The U.S. Army, its allies and partners have multiple strategic engagements in each other's nations to highlight their capabilities, build partnerships and enhance cooperation throughout their regions.
On September 11th 2001, one such engagement, the Pacific Armies Chief Conference/ Pacific Armies Management Seminar, known simply as PACC and PAMS was underway in Malaysia. Gen (ret.) Eric K. Shinseki was serving as the Army Chief of Staff and the event co-chair on the other side of the world from where attacks on the U.S. homeland were beginning to unfold.
"One of two events in my lifetime I think I'll always remember where I was. The first would be the assassination of President Kennedy, and the other was the 9-11 attacks," Shinseki said.
"We were at an evening reception in Kuala Lumpur with the other Chiefs of Defense, hosted by the Minster of Defense. I recall all of us were standing and I was greeting my counterparts when a member of my staff came out to me and said "Chief, you need to come see this."
"I very quickly excused myself and was brought to our onsite operational center in an adjacent room where I saw the first plane's striking one of the World Trade Center towers being replayed on the news. I immediately contacted the Army Operations center in the Pentagon to get an assessment. At this point the first plane looked like a terrible accident."
"As I was having these conversations, another plane struck the second tower. We were watching it live and at that point, we knew it was not an accident. We were under attack. I gave instructions for the Army Staff to stand up the Crisis Action Team and I went out to explain to the other defense chiefs that I was returning to the U.S.," he said.
The conference did continue with U.S. Army Pacific officials remaining behind, while the rest of the senior Army delegation prepared for immediate departure back to the U.S.
Aside from the travel distance between the U.S. and Malaysia requiring stops to refuel and ensure they had a rested crew onboard, Shinseki's staff faced the additional challenge of getting back to the United States U.S. airspace was being closed down.
Amidst the chaos and confusion, for the first time in history, the Federal Aviation Administration grounded all flights over or bound for the continental United States. Some 3,300 commercial flights and 1,200 private planes were guided to airports in Canada and the United States following the attacks.
"We traveled to Guam and to Hawaii, landing at the Air Station, where the Marines facilitated my onward movement with one of their aircraft and crew. About a day later I was back in D.C.," Shinseki recalled. "We didn't get clearance to enter U.S. Airspace until within an hour off of California. I got back got back and immediately joined the flow of treating the injured, finding the missing, honoring those who had been lost, and finding out who had done this."
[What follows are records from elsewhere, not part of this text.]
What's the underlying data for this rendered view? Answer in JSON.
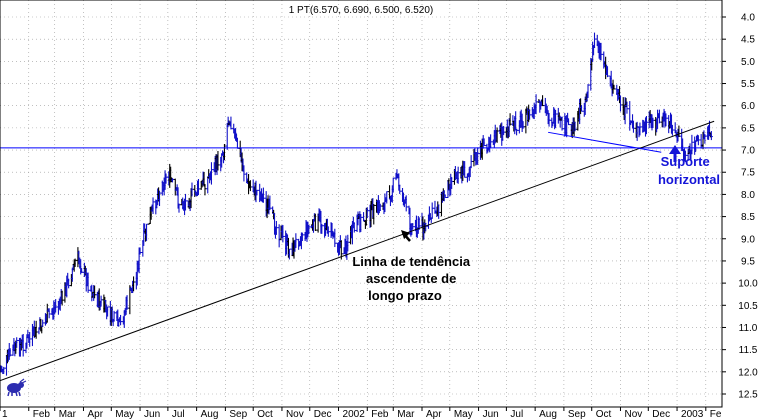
{
  "chart_data": {
    "type": "ohlc",
    "title": "1 PT(6.570, 6.690, 6.500, 6.520)",
    "y_axis": {
      "position": "right",
      "inverted": true,
      "ylim": [
        12.6,
        3.85
      ],
      "ticks": [
        "4.0",
        "4.5",
        "5.0",
        "5.5",
        "6.0",
        "6.5",
        "7.0",
        "7.5",
        "8.0",
        "8.5",
        "9.0",
        "9.5",
        "10.0",
        "10.5",
        "11.0",
        "11.5",
        "12.0",
        "12.5"
      ]
    },
    "x_axis": {
      "labels": [
        "1",
        "Feb",
        "Mar",
        "Apr",
        "May",
        "Jun",
        "Jul",
        "Aug",
        "Sep",
        "Oct",
        "Nov",
        "Dec",
        "2002",
        "Feb",
        "Mar",
        "Apr",
        "May",
        "Jun",
        "Jul",
        "Aug",
        "Sep",
        "Oct",
        "Nov",
        "Dec",
        "2003",
        "Fe"
      ]
    },
    "grid": true,
    "price_path": [
      [
        "2001-01-01",
        12.0
      ],
      [
        "2001-01-15",
        11.5
      ],
      [
        "2001-02-01",
        11.3
      ],
      [
        "2001-02-20",
        10.8
      ],
      [
        "2001-03-10",
        10.3
      ],
      [
        "2001-03-25",
        9.4
      ],
      [
        "2001-04-10",
        10.2
      ],
      [
        "2001-04-25",
        10.6
      ],
      [
        "2001-05-10",
        11.0
      ],
      [
        "2001-05-25",
        10.0
      ],
      [
        "2001-06-05",
        9.0
      ],
      [
        "2001-06-20",
        8.0
      ],
      [
        "2001-07-01",
        7.5
      ],
      [
        "2001-07-15",
        8.3
      ],
      [
        "2001-08-01",
        7.9
      ],
      [
        "2001-08-15",
        7.6
      ],
      [
        "2001-08-30",
        7.0
      ],
      [
        "2001-09-05",
        6.2
      ],
      [
        "2001-09-15",
        7.0
      ],
      [
        "2001-09-25",
        7.8
      ],
      [
        "2001-10-10",
        8.0
      ],
      [
        "2001-10-25",
        8.7
      ],
      [
        "2001-11-10",
        9.3
      ],
      [
        "2001-11-25",
        8.8
      ],
      [
        "2001-12-10",
        8.6
      ],
      [
        "2001-12-25",
        8.8
      ],
      [
        "2002-01-05",
        9.3
      ],
      [
        "2002-01-20",
        8.7
      ],
      [
        "2002-02-05",
        8.4
      ],
      [
        "2002-02-20",
        8.2
      ],
      [
        "2002-03-05",
        7.6
      ],
      [
        "2002-03-20",
        8.7
      ],
      [
        "2002-04-05",
        8.7
      ],
      [
        "2002-04-20",
        8.2
      ],
      [
        "2002-05-05",
        7.5
      ],
      [
        "2002-05-20",
        7.5
      ],
      [
        "2002-06-05",
        6.9
      ],
      [
        "2002-06-20",
        6.7
      ],
      [
        "2002-07-05",
        6.5
      ],
      [
        "2002-07-20",
        6.3
      ],
      [
        "2002-08-05",
        6.0
      ],
      [
        "2002-08-25",
        6.4
      ],
      [
        "2002-09-10",
        6.5
      ],
      [
        "2002-09-25",
        5.8
      ],
      [
        "2002-10-05",
        4.4
      ],
      [
        "2002-10-20",
        5.4
      ],
      [
        "2002-11-05",
        6.1
      ],
      [
        "2002-11-20",
        6.6
      ],
      [
        "2002-12-05",
        6.4
      ],
      [
        "2002-12-15",
        6.3
      ],
      [
        "2002-12-28",
        6.5
      ],
      [
        "2003-01-10",
        7.1
      ],
      [
        "2003-01-25",
        6.8
      ],
      [
        "2003-02-08",
        6.52
      ]
    ],
    "annotations": {
      "trendline": {
        "label": "Linha de tendência ascendente de longo prazo",
        "from": [
          "2001-01-01",
          12.2
        ],
        "to": [
          "2003-02-10",
          6.35
        ]
      },
      "support": {
        "label": "Suporte horizontal",
        "level": 6.95
      },
      "downtrend": {
        "from": [
          "2002-08-15",
          6.6
        ],
        "to": [
          "2002-12-15",
          7.05
        ]
      }
    },
    "colors": {
      "bars": "#1010c8",
      "bars_dark": "#000000",
      "support": "#0000ff",
      "trendline": "#000000",
      "grid": "#9a9a9a"
    }
  },
  "annotation_text": {
    "trend": [
      "Linha de tendência",
      "ascendente de",
      "longo prazo"
    ],
    "support": [
      "Suporte",
      "horizontal"
    ]
  }
}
Fifteen years after their first event was interrupted by tragedy, this year the 40th iteration of PAMS is returning to Kuala Lumpur to be co-hosted by the Malaysian Army and U.S. Army Pacific. In 2001, the theme for delegates to discuss was "The challenges of interoperability in the new millennium", and it focused on transnational threats, multinational approaches to regional security challenges and interoperability in peacekeeping and humanitarian assistance. This year discussions for the over 30 attending nations will be focused on countering violent extremism.
Lt. Col Wendy Cheong, a signal officer and the head of the C4I Detachment for Headquarters, Malaysian Army Field Command West, has her own vivid memories of hearing the news of the 9-11 attacks.
Cheong is currently one of the key planners for this year's event, but in the 2001 PACC/PAMS she was working as a liaison officer.
"It was very sad and frightening at the time. We also have Twin Towers, so to see it unfold and imagining what if that happened here, what are we going to do? It really enhanced our awareness for security and served as a reminder that this could happen to anyone, anywhere," said Cheong.
"It is very important that we maintain the strong relationship we've kept between Malaysia and the US and that we have events like this to exchange ideas, "Cheong said. "Planning PAMS today is very different than it was then, because we have so many new technologies to speed up coordination. But the importance of collaboration on these topics remains the same."
"The 21 chiefs were all prepared for a very important conference. Unfortunately, we didn't get to finish it," Shinseki said. "All these years later what really comes back to me about how that tragedy unfolded was how very clearly my co-host, Gen. Hashim (General Tan Sri Md Hashim Bin Hussein, then Chief of Army, Malaysia) his army at our disposal to ensure the security of 21 chiefs and all our event participants."
Shinseki also recalled his appreciation that, as the senior U.S. delegation was departing, all of the other Chiefs of Defense had gathered in the hotel lobby to personally offer condolences and wish him and the U.S. the best. "Gen. Hashim and the other chiefs were most sympathetic. They knew that life had changed that day for all of us, but certainly for the United States."